The inflation picture in Britain is currently very different from that in the US. It seems likely that headline interest rates will fall below 2 percent in the coming months as food and energy, previously key drivers, decline.
The 12 percent drop in household energy bills in April will drag down this month’s figures, which is likely to be followed by a further fall in costs in July.
This will increase market expectations that the BoE could start cutting rates as early as June.
Economists at ING note that Andrew Bailey has tried to put distance “between domestic monetary policy and that of the Fed, arguing that European inflation dynamics were different from those in the US, where they were more demand-led.”

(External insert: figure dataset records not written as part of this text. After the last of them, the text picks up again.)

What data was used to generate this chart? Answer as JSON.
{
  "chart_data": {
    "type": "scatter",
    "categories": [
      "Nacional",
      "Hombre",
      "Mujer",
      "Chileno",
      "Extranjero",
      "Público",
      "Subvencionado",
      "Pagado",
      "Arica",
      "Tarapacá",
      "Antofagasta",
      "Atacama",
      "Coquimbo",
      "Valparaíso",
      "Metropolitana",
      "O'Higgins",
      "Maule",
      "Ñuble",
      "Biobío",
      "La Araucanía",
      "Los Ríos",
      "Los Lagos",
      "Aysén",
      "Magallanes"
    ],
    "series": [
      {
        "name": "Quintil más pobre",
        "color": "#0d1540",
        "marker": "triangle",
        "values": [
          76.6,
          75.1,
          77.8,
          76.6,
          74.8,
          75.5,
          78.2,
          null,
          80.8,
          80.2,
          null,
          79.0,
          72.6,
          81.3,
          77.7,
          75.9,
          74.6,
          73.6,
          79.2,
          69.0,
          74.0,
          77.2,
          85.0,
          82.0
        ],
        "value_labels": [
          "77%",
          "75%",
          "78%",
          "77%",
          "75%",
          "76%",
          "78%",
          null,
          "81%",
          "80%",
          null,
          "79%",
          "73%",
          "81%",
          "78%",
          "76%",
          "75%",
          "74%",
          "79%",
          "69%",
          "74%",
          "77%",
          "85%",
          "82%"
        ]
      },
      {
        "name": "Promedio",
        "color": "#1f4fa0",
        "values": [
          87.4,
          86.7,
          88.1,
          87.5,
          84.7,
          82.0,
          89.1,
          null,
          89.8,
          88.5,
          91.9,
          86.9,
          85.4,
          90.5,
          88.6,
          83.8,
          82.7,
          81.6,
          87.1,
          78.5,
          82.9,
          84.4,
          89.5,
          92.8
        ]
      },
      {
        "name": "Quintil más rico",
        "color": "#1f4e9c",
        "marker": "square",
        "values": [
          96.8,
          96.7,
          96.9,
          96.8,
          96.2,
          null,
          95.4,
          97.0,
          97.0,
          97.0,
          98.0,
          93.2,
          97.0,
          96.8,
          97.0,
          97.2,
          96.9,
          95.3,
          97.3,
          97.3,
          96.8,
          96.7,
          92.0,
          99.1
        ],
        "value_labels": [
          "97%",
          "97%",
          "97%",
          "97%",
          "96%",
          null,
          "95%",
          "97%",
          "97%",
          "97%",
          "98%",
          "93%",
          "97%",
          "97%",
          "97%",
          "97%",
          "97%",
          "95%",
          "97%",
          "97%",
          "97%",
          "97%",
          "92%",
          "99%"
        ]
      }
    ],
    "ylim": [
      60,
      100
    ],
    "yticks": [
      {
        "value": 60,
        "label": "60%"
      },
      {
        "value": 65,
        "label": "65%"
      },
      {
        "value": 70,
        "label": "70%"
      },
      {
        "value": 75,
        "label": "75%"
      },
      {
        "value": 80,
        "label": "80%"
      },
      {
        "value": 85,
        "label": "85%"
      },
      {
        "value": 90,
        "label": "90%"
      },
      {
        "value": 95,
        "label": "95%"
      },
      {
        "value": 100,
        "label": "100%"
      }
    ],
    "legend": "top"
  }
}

They add: ‘We don’t hear from BoE officials as often as we do from their counterparts at the ECB or the Federal Reserve… the current optimism about the inflation outlook among the key BoE numbers therefore feels both intentional and meaningful. ‘
So if the central bank gets ahead of the Fed, when might we see a cut in the base rate?

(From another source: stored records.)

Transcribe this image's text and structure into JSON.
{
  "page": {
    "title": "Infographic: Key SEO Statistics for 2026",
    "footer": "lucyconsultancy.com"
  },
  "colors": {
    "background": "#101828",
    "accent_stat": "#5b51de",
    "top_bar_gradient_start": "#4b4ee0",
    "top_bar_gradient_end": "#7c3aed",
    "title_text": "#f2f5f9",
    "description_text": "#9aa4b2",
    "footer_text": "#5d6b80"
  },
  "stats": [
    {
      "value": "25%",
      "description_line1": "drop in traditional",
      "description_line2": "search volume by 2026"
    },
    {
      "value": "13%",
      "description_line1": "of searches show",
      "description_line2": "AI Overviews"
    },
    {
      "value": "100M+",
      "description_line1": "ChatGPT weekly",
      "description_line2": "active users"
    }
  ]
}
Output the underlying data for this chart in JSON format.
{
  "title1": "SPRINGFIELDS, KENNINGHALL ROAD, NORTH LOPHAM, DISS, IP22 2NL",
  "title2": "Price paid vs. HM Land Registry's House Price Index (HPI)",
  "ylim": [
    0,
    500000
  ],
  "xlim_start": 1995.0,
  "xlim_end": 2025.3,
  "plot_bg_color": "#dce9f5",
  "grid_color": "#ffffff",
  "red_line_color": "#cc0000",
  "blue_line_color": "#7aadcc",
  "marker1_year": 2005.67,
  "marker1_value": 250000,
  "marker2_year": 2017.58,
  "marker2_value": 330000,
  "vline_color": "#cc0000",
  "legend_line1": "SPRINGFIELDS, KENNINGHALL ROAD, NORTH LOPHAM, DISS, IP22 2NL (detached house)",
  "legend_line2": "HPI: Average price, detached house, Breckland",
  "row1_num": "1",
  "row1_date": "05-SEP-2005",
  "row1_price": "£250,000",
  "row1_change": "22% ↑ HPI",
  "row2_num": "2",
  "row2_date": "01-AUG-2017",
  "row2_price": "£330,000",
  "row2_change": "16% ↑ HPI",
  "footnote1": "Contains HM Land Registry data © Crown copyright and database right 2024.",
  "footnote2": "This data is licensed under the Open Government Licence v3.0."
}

Page says that ‘a rate cut in June still seems most likely, with two more cuts in September and November.
“Nevertheless, there is a risk that August will be postponed if inflation and wage growth remain above expectations.”
Economists at ING predict that inflation in the services sector could be more persistent, tipping the balance in favor of a cut in August instead of June.
Whatever happens, it looks like the Bank of England will cut rates sooner than the Fed, with the first move expected in September. We believe that the total of BoE cuts will also be greater this year.”
It could also arise from the moment when the European Central Bank (ECB) starts to cut interest rates. The mood was largely positive as economic activity begins to improve, mainly driven by the services sector, although manufacturing remains weak.
The ECB continues to signal a cut in June and markets generally agree that there will be three cuts by the end of the year.
Economists at ING say: ‘It is clear that the BoE should be positioned between the ECB and the Fed in terms of timing, and our economist’s current forecast would likely require more correction towards August as the most likely rate cut date.’